The Italian Communist
politician and theorist Antonio Gramsci formulated a ‘culturalist’ Marxism, in
which the consent of citizens is secured by the cultural exercise of
‘hegemony’, which works by subliminal persuasion rather than coercion. Gramsci’s
theory influenced the French structuralist Louis Althusser’s formulation of the
Ideological State Apparatus and the Repressive State Apparatus. For Althusser, who
also draws upon the psychoanalytic theories of Jacques Lacan, ideology ‘interpellates’
(hails) individual citizens ‘as subjects’. Althusser goes further, arguing that
ideology is ‘eternal’ and ‘individuals are always-already subjects’. This has
led to the accusation that Althusser has simply replaced the orthodox economic
determinism with a heretical, and no less sinister, cultural determinism.
The theory of
ideology advanced by Althusser, and adopted and adapted by subsequent
theoreticians, including his student Michel Foucault, has been criticized by
humanists because it furthers the psychoanalytic challenge to the idea of the
unitary self, and by Marxists who consider it unduly pessimistic in its view of
the potentiality of workers and other oppressed groups to recognize and change their
situation. Though it has proved controversial, Althusserianism has been embraced
as potentially emancipatory by ‘post-Marxist’ theorists of gender and race such
as Judith Butler and Stuart Hall, who are keen to demonstrate that
characteristics ascribed to certain groups are not essential but ideological
‘social constructs’ and thus either have no basis in reality, or are at least
changeable.

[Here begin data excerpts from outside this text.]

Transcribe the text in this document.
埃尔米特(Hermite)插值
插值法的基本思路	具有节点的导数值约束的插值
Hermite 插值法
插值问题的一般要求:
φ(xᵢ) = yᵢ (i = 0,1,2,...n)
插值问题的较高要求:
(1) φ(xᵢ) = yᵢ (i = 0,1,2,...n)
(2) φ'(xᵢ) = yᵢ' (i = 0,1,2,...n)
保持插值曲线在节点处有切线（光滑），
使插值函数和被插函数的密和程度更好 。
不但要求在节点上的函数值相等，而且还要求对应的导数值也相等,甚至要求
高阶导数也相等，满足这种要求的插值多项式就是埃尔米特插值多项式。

As such, the theory of ideology remains a focus of debates about
existing social structures, and the prospects for social transformation.
INTERPELLATION
A key element of the French
Marxist Louis Althusser’s theory of ideology. The word derives from the French
verb appeller, which means, ‘to name’. It is the process by which
individuals internalize the cultural values, or ideologies, which are essential
to the maintenance of the capitalist system. Althusser explains that ideology
calls on us to accept unquestioningly certain elements of our culture as fixed,
natural and disinterested, when they are actually contingent, learned and
crucial to preserving existing power structures. It does this by interpellating
us as free, autonomous, choosing subjects. So, for example, thousands of
advertisements address us every day as consumers with unlimited free choice;
when there is an election the various political parties invite us to see
ourselves as powerful actors in the democratic process. If we accept these positions
we have consented to our interpellation as subjects of the ideologies of
freedom, consumerism and democracy. These are not necessarily false positions, but
the choice between consumer products or between political parties is limited.

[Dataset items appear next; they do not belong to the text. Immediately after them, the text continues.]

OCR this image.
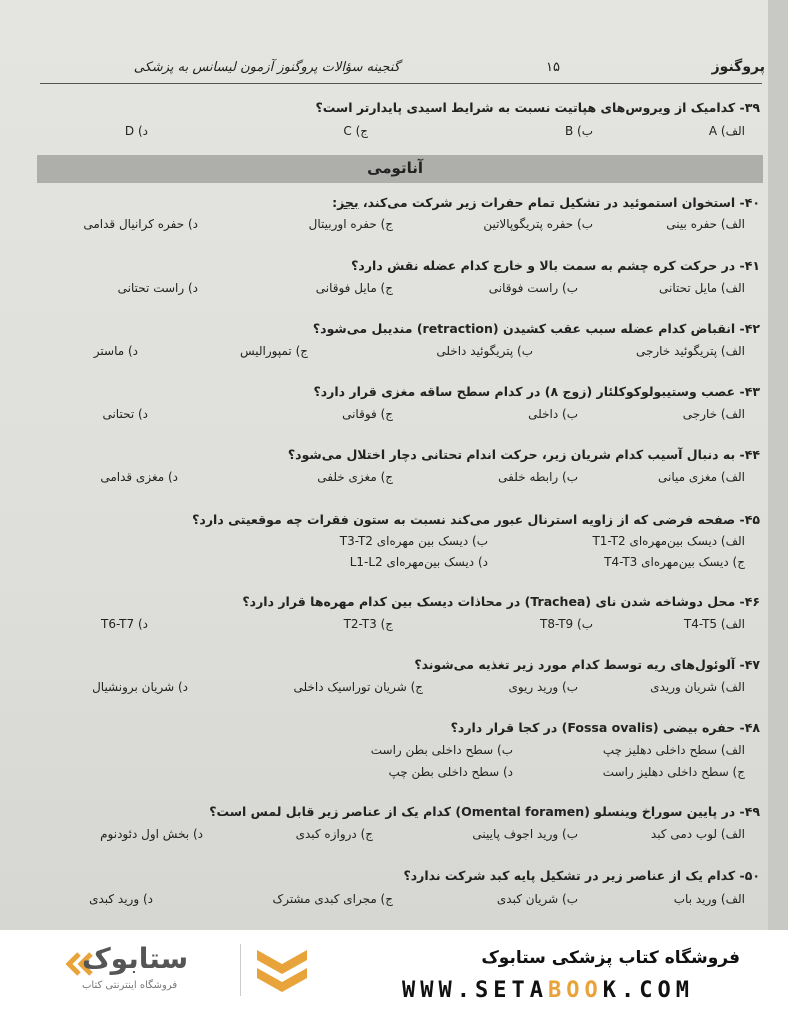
پروگنوز
۱۵
گنجینه سؤالات پروگنوز آزمون لیسانس به پزشکی
۳۹- کدامیک از ویروس‌های هپاتیت نسبت به شرایط اسیدی پایدارتر است؟
الف) A
ب) B
ج) C
د) D
آناتومی
۴۰- استخوان استموئید در تشکیل تمام حفرات زیر شرکت می‌کند، بجز:
الف) حفره بینی
ب) حفره پتریگوپالاتین
ج) حفره اوربیتال
د) حفره کرانیال قدامی
۴۱- در حرکت کره چشم به سمت بالا و خارج کدام عضله نقش دارد؟
الف) مایل تحتانی
ب) راست فوقانی
ج) مایل فوقانی
د) راست تحتانی
۴۲- انقباض کدام عضله سبب عقب کشیدن (retraction) مندیبل می‌شود؟
الف) پتریگوئید خارجی
ب) پتریگوئید داخلی
ج) تمپورالیس
د) ماستر
۴۳- عصب وستیبولوکوکلئار (زوج ۸) در کدام سطح ساقه مغزی قرار دارد؟
الف) خارجی
ب) داخلی
ج) فوقانی
د) تحتانی
۴۴- به دنبال آسیب کدام شریان زیر، حرکت اندام تحتانی دچار اختلال می‌شود؟
الف) مغزی میانی
ب) رابطه خلفی
ج) مغزی خلفی
د) مغزی قدامی
۴۵- صفحه فرضی که از زاویه استرنال عبور می‌کند نسبت به ستون فقرات چه موقعیتی دارد؟
الف) دیسک بین‌مهره‌ای T1-T2
ب) دیسک بین مهره‌ای T3-T2
ج) دیسک بین‌مهره‌ای T4-T3
د) دیسک بین‌مهره‌ای L1-L2
۴۶- محل دوشاخه شدن نای (Trachea) در محاذات دیسک بین کدام مهره‌ها قرار دارد؟
الف) T4-T5
ب) T8-T9
ج) T2-T3
د) T6-T7
۴۷- آلوئول‌های ریه توسط کدام مورد زیر تغذیه می‌شوند؟
الف) شریان وریدی
ب) ورید ریوی
ج) شریان توراسیک داخلی
د) شریان برونشیال
۴۸- حفره بیضی (Fossa ovalis) در کجا قرار دارد؟
الف) سطح داخلی دهلیز چپ
ب) سطح داخلی بطن راست
ج) سطح داخلی دهلیز راست
د) سطح داخلی بطن چپ
۴۹- در پایین سوراخ وینسلو (Omental foramen) کدام یک از عناصر زیر قابل لمس است؟
الف) لوب دمی کبد
ب) ورید اجوف پایینی
ج) دروازه کبدی
د) بخش اول دئودنوم
۵۰- کدام یک از عناصر زیر در تشکیل پایه کبد شرکت ندارد؟
الف) ورید باب
ب) شریان کبدی
ج) مجرای کبدی مشترک
د) ورید کبدی
فروشگاه کتاب پزشکی ستابوک
WWW.SETABOOK.COM
ستابوک
فروشگاه اینترنتی کتاب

Our acceptance of ideological subject positions implicates us in the
preservation of society and politics as it stands, instead of inviting us to
imagine a non-consumerist world with a more genuinely representative and participatory
democratic system.
INTERTEXTUALITY
Coined by Julia
Kristeva, ‘intertextuality’ is a term employed by poststructuralist critics. To
say that a text’s meaning is ‘intertextual’ is to claim that it derives its
meanings from its relationships with other texts, for example through overt or
covert allusions and references. Meaning is not, therefore, something which inheres
in that text and only that text; it is relational. Similarly, no text is seen
as autonomous; instead, every text is made up of many other texts. Derived in
part from Saussure’s theory of language as a system of differences, the notion
of intertextuality implies that a text does not contain stable and definitive meanings,
but instead produces meanings through its relations with other texts and through
the contexts into which it is put. As the text is constantly entering into new
relations and contexts, it is always producing new meanings beyond those that
might have been intended by its author. More recently, internet narratives,
with their use of hypertext, have been cited to demonstrate the interweaving
and interconnectedness of texts, i.e. their fundamental intertextuality.